IN THIS ISSUE: Business |Engineering | FAA |
business
Neil Pearson was named the Harry A. Brandt Distinguished Professor in Financial Markets and Options in May. He has been an IBE Fellow in Finance since 2002. Pearson is one of the country’s leading academic experts in the field of financial economics.
Mark Vonnahme was named the first holder of the Fox Family Distinguished Clinical Professorship in the department of finance. Vonnahme spent more than 30 years in the property casualty and surety industries, retiring in September 2003 as the president and CEO of CNA Surety Corp., the largest publicly traded surety organization in the U.S.
Martha Green received the Outstanding Staff Award this spring. Green is an administrative secretary in the administrative services office in the college.
Lois Meerdink, director of Business Career Services, received the Outstanding Academic Professional award.
The College of Business Alumni Association honored teaching excellence: Brooke Elliott, professor of accountancy, received the Excellence in Teaching award for undergraduate teaching; Abbie Griffin, professor of business administration, received the Excellence in Teaching Award for graduate teaching.
TOP
engineering
George Gollin, professor of physics, has been elected to the board of directors of the Council for Higher Education Accreditation. His three-year term begins in July. According to the council’s Web site, “CHEA is a national advocate and institutional voice for self-regulation of academic quality through accreditation. It is an association of 3,000 degree-granting colleges and universities and recognizes 60 institutional and programmatic accrediting organizations.”
Nancy R. Sottos, professor and interim head of the department of theoretical and applied mechanics, was invested as a Donald Biggar Willett Professor in the College of Engineering on April 26. Sottos also is a faculty affiliate and co-chair of the Molecular and Electronic Nanostructures Research Thrust at the Beckman Institute. Sottos’ research group studies the mechanics of such heterogeneous materials systems as advanced composites, thin-film devices and microelectronic packaging, specializing in micro- and nanoscale characterization. Current research focuses on development of materials systems that have the ability to adapt and respond in an independent and autonomic fashion, particularly self-healing in polymers.
Donald E. Carlson, James W. Phillips and Richard L. Weaver, all professors of theoretical and applied mechanics, have been recognized with the 2006 Engineering Council Award for Excellence in Advising. The student Engineering Council group selects honorees.
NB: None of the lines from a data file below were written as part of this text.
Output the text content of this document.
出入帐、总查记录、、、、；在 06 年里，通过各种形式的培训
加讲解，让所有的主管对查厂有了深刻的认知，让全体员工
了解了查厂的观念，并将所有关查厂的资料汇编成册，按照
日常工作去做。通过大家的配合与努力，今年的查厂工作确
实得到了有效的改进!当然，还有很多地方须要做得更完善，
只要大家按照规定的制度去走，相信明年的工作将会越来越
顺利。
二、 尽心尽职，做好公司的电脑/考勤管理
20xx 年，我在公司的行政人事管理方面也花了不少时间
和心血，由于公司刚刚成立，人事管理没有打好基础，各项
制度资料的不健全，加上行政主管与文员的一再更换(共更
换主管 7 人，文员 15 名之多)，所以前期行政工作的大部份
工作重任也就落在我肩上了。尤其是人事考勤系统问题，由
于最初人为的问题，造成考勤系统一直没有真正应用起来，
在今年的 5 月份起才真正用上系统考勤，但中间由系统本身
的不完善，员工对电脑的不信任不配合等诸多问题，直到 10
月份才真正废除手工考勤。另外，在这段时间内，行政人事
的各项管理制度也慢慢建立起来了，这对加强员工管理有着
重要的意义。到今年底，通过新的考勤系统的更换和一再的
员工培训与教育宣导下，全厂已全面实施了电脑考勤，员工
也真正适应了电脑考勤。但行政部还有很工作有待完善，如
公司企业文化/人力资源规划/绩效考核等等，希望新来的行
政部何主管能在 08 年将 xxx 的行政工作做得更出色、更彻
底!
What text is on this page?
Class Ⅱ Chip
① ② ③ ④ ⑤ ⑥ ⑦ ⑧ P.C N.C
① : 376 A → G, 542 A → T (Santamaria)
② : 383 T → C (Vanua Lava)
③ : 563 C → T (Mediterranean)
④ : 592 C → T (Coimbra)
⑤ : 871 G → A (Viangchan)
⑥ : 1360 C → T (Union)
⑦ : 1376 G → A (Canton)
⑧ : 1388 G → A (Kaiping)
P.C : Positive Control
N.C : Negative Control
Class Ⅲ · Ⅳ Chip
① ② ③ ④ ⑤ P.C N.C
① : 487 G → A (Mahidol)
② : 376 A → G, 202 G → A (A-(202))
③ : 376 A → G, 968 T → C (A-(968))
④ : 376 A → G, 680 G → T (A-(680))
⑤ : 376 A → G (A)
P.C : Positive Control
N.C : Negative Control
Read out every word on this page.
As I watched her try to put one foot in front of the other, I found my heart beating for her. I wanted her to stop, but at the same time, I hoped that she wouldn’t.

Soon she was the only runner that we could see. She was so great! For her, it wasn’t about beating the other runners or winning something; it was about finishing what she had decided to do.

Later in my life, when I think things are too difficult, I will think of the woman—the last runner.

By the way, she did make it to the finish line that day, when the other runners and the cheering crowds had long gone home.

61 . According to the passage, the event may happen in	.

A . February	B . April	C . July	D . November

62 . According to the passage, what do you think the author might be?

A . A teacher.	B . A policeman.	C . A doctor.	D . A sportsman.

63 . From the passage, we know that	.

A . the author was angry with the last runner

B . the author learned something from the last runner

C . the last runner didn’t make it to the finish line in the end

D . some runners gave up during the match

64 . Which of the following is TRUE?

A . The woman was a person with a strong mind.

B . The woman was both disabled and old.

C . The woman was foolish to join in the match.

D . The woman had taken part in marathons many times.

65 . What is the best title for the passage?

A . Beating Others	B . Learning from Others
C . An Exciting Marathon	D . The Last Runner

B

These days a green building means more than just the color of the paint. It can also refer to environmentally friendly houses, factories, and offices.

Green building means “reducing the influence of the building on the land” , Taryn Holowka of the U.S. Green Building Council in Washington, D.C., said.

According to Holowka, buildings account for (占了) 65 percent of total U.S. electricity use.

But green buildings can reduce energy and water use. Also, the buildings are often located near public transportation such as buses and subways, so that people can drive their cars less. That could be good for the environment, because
This is the third consecutive time that Carlson and Phillips have won the award.
fine and applied arts
Daniel Sullivan, the Swanlund Professor of Theater, has been nominated for a Tony for Best Direction of a Play for “Rabbit Hole,” which has received nominations in four additional categories. Sullivan was just awarded the Village Voice’s 2006 Obie Award for Best Directing for “Stuff Happens,” the controversial play about activities at the White House leading up to the war in Iraq. Sullivan has been nominated for six Tony awards and was awarded the Tony for Best Direction of a Play for his work on David Auburn’s Pulitzer Prize-winning play “Proof” in 2001.
The Pacifica Quartet, the faculty quartet in residence in the School of Music, has received a 2006 Avery Fisher Career Grant of $15,000 from the Avery Fisher Artist Program. The program was established through a gift by Fisher to New York City’s Lincoln Center for the Performing Arts in 1974. The career grants are awarded to provide professional assistance and recognition to talented young instrumentalists and chamber ensembles. Pacifica members Sibbi Bernhardsson, Simin Ganatra, Masumi Per Rostad and Brandon Vamos intend to use the grant to support performances of Beethoven string quartets in Champaign-Urbana and Chicago, and a recording of the complete string quartets of Elliot Carter.